Veia Esportiva

Mulheres conquistam protagonismo no esporte português

(Foto: Mar Bocatcat/Unsplash)

O número de mulheres que praticam esporte federado em Portugal está crescendo de forma consistente nos últimos anos e, embora esteja ainda longe de um cenário de igualdade, representam já 30% dos atletas federados.

De acordo com os mais recentes dados do Instituto Português do Esporte e Juventude (IPDJ), a que a Lusa teve acesso, a percentagem de atletas femininas federadas no país atingiu em 2017, os 30%, uma evolução face aos 26% que se registravam em 2014.

Entre os 624.001 atletas registrados nas federações esportivas, 185.280 eram do sexo feminino, evidenciando um ‘salto’ face às 141.629 mulheres federadas três anos antes.

Entre as 59 federações observadas, apenas 16 registraram entre 2014 e 2017 uma diminuição no número de praticantes federadas, sendo que somente oito destas assinalaram uma quebra superior a um ponto percentual (p.p.).

As modalidades que mais mulheres perderam no período observado foram a motonáutica (-7 p.p.), os esportes de inverno (-5,78 p.p.) e o tênis (-3,71 p.p.).

Tendo em conta as estatísticas do ano passado, as modalidades com maior número de atletas federados do sexo feminino são: natação (com 36.272 mulheres), voleibol (24.365), handebol (19.844), basquete (17.038) e ginástica (15.899).

Importa perceber que, nestas cinco federações, a proporção de mulheres em relação aos homens apenas era inferior a 50% no handebol (39,84%) e no basquete (40,75%).

Já na ginástica, o domínio é avassalador, com uma percentagem de 86,82% nos atletas registrados na federação, enquanto natação e voleibol contabilizaram 55,38% e 55,11%, respectivamente.
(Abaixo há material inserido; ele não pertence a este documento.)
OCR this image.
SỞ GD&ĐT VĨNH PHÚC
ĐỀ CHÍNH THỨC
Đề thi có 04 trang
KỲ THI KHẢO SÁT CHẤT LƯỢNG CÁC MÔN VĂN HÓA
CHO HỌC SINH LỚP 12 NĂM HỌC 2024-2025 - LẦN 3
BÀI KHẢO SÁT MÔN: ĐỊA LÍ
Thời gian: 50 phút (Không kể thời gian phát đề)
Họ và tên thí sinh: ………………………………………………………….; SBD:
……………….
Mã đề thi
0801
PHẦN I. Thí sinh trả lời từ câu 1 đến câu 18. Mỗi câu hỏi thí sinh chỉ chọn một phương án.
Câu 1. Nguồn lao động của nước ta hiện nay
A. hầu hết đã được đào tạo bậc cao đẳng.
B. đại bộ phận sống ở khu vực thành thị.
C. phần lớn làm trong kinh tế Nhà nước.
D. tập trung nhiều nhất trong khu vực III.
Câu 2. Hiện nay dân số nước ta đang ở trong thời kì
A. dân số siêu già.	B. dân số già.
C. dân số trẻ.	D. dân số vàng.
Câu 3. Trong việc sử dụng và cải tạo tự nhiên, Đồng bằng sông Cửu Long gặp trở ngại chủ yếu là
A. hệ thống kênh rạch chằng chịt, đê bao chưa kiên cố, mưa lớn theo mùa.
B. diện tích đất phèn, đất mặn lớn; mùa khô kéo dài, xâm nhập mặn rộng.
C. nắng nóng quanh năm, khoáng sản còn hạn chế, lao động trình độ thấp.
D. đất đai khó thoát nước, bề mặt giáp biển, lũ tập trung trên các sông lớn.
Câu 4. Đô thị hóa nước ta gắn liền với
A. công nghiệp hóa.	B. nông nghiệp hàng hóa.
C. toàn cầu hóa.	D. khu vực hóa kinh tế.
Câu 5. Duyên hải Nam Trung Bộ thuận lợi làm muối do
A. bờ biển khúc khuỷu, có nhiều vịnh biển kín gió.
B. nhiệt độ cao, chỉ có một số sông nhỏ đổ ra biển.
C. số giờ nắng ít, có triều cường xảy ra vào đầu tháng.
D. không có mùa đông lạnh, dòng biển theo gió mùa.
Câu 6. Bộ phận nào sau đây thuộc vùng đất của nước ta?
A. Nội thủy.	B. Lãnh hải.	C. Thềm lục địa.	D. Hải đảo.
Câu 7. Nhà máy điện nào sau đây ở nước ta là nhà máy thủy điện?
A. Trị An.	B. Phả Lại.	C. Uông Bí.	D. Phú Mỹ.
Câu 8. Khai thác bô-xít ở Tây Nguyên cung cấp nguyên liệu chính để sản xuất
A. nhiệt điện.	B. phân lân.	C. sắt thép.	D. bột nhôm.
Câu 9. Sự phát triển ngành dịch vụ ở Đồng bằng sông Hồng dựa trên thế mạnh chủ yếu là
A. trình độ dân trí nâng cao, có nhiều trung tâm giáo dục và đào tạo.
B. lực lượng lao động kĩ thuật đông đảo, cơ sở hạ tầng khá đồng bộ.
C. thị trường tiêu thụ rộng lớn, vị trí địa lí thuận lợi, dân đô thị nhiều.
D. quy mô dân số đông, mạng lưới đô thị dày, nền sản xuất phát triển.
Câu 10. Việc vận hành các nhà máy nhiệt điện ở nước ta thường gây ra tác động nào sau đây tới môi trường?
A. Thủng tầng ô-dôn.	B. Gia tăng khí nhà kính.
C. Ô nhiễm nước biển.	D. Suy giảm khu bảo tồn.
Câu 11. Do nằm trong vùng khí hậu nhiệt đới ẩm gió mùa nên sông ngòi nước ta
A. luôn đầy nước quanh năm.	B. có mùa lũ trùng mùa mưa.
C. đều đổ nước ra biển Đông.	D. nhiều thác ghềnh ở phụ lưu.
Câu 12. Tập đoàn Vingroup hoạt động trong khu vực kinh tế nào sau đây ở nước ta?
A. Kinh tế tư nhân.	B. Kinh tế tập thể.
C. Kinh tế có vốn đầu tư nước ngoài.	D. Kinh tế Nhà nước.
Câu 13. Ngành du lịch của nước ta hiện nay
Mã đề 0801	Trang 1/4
Em termos relativos, o crescimento mais significativo desde 2014 vai para a federação de patinação (12,8 p.p.) — que inverteu a relação de forças e tornou as mulheres o ‘sexo forte’ da federação (8.539 contra 7.353). Já em números absolutos, o maior crescimento pertenceu à natação: de 10.597 mulheres em 2014 passaram a 36.272 em 2017.

A esfera olímpica é um dos vetores do crescimento da participação feminina no esporte. Segundo o IPDJ, dos Jogos Olímpicos Pequim 2008 para o Rio2016, a representação das mulheres nas respectivas missões subiu de 30 para 45%.

Tóquio 2020 pode até reforçar essa realidade, pois a participação atual no plano de preparação olímpica registra 55%.

Quanto à federação de futebol, que integra ainda o futsal, é única a superar a cifra dos cem mil atletas (167.986 homens), as mulheres federadas são já 8.363.

Um incremento importante face às 6.007 do ano 2014, mas que revela ainda um peso muito relativo: 4,74% dos praticantes federados, apesar do crescimento da seleção feminina, que em 2017 estreou no Europeu.

Assim, a evolução recente dita que perto de um terço dos esportistas federados sejam mulheres. A promoção da igualdade de gênero transcende, inclusivamente, os registros de praticantes federados, sendo visível a participação feminina em outras áreas do movimento associativo, seja na condição de árbitras, treinadoras ou dirigentes.